What’s the problem here? Is he naughty? Is he bored? Is he ADHD?
What such movement can probably mean is that he can’t sit still because he is hypersensitive to touch, particularly in the area along his sciatic nerve (buttocks and legs). The fabric of his clothing rubbing against the chair and into the back of his leg (especially behind his knee) is ticklish. He may not even realise this since he has been trying to block that sensation and pay attention to the lesson for most of his life. He might be able to sit a little quieter on some days – maybe he is wearing softer clothes (an older, well-washed school uniform) or perhaps he is more relaxed today and feeling less stressed.
There are many reasons for a child behaving in restless ways. This is just a thumbnail sketch to help your awareness that too often adults jump to conclusions about the underlying causes of the way children try to cope in the classroom.
A lot of attention is paid to the tragic fact that many children attend school on empty stomachs, don’t bring a packed lunch to school or buy ‘junk’ food from school tuck shops. Why the hype?
The reasons are simple. First, children’s nutritional needs are very different from those of adults. They have smaller stomachs so cannot eat the same quantity of food at mealtimes than adults do. Yet they are growing: they are building bones, muscles and brains. Most adults eat to merely maintain their bodies and supply their brains with the glucose it needs to function well. Grade 5 learners will have doubled their size since Grade R. This means that they need a lot of good food every day.
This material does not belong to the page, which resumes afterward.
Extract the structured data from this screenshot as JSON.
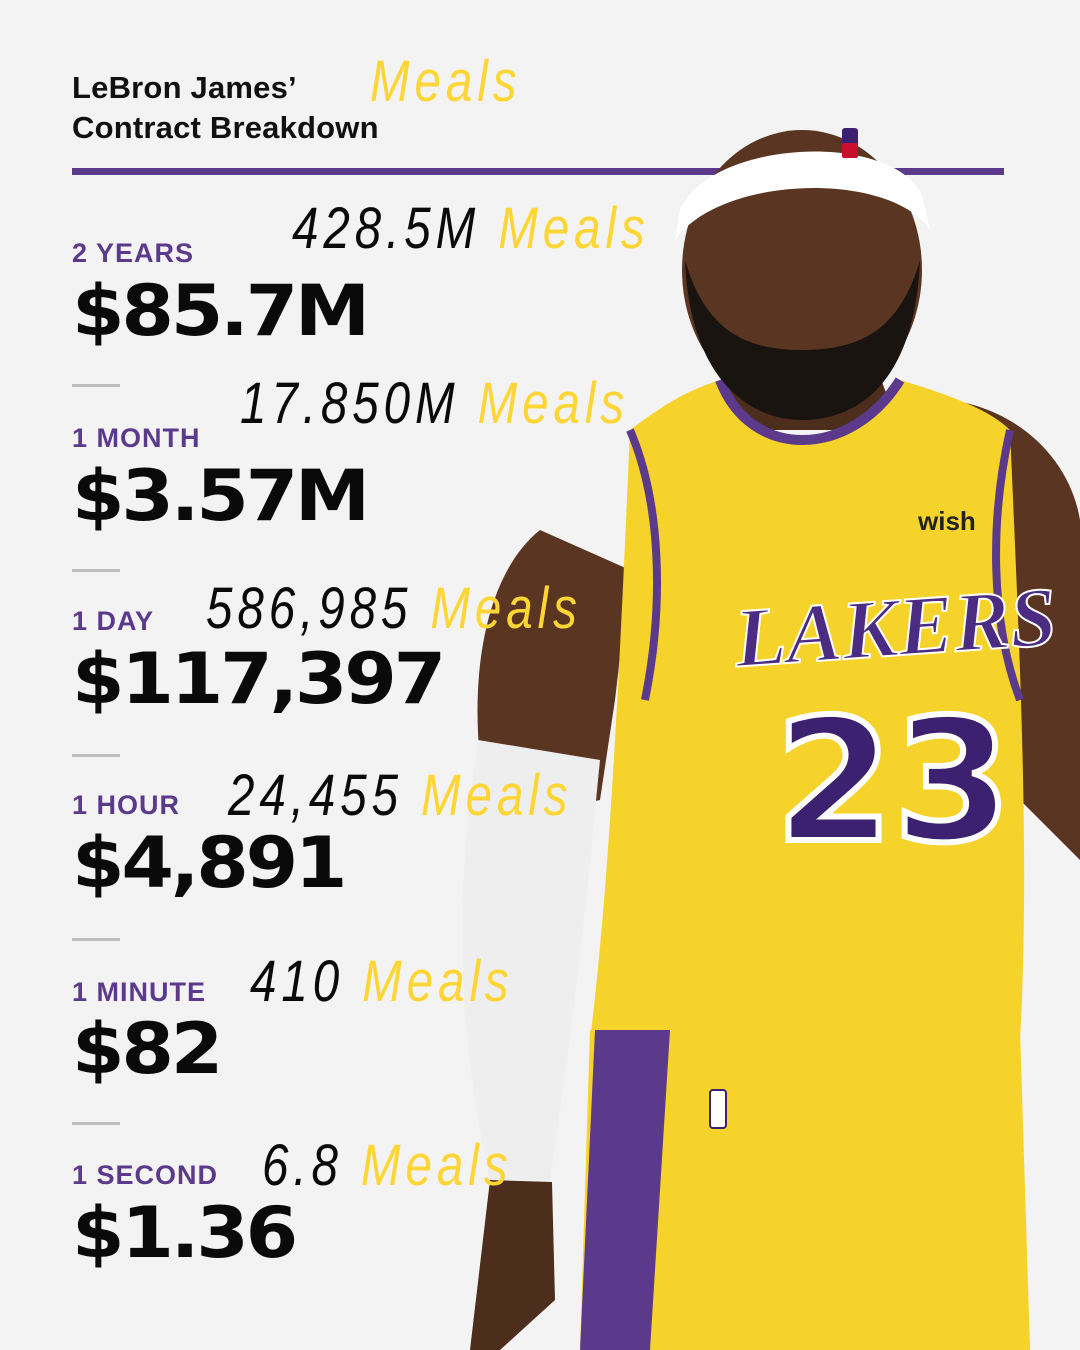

Apart from the biological demands of growth, we are all aware that learners who are hungry are not able to focus or sustain attention in class. Many show behavioural difficulties and can be discipline problems. There are research studies showing that nutrition is critical for a child’s brain and those who have a good breakfast tend to function better during the school day than those who have nothing to eat or who have to cope with sub-standard food.
Lack of finances are a problem faced by parents but there is also a question of choosing healthier foods. For example, a young boy admitted to a health professional that his usual breakfast consisted of a slice of white bread spread with margarine and sprinkled with sugar. This is not nutritious. With this breakfast, his blood sugar will spike, leaving him on an immediate ‘sugar high’. Remember that white bread is very quickly digested into glucose. In some children this leads to hyperactivity and impulsiveness, so they can’t settle down and learn in school. Poor quality margarines also contain trans fatty acids which don’t lubricate the brain in the way healthier fats do. Substitute the white bread for a low GI seeded bread and spread it with peanut butter and the same child will have fuel to last him until mid-morning.
Break time at school is the time for another nutritional top-up and children again benefit from a healthy snack. As fuel for the body, sugar is useless. The ‘sugar high’ that follows a sugar loaded meal or snack wears off very quickly, leaving the body craving more sugar. The child then has to either feel cranky and miserable or refuelling with more sugar for another high. Not a good situation!
Quite a few schools these days are checking up on children’s lunch boxes and even banning unhealthy and nutritionally ‘empty’ foods. Instead, parents are given suggestions for what snacks to provide. This practice is to be cheered on as it is not only benefitting the children’s body and brain health but it is teaching children about healthier lifestyles and diet.
So be critical of what your learners (and own family) are eating for the sake of optimal development and school performance.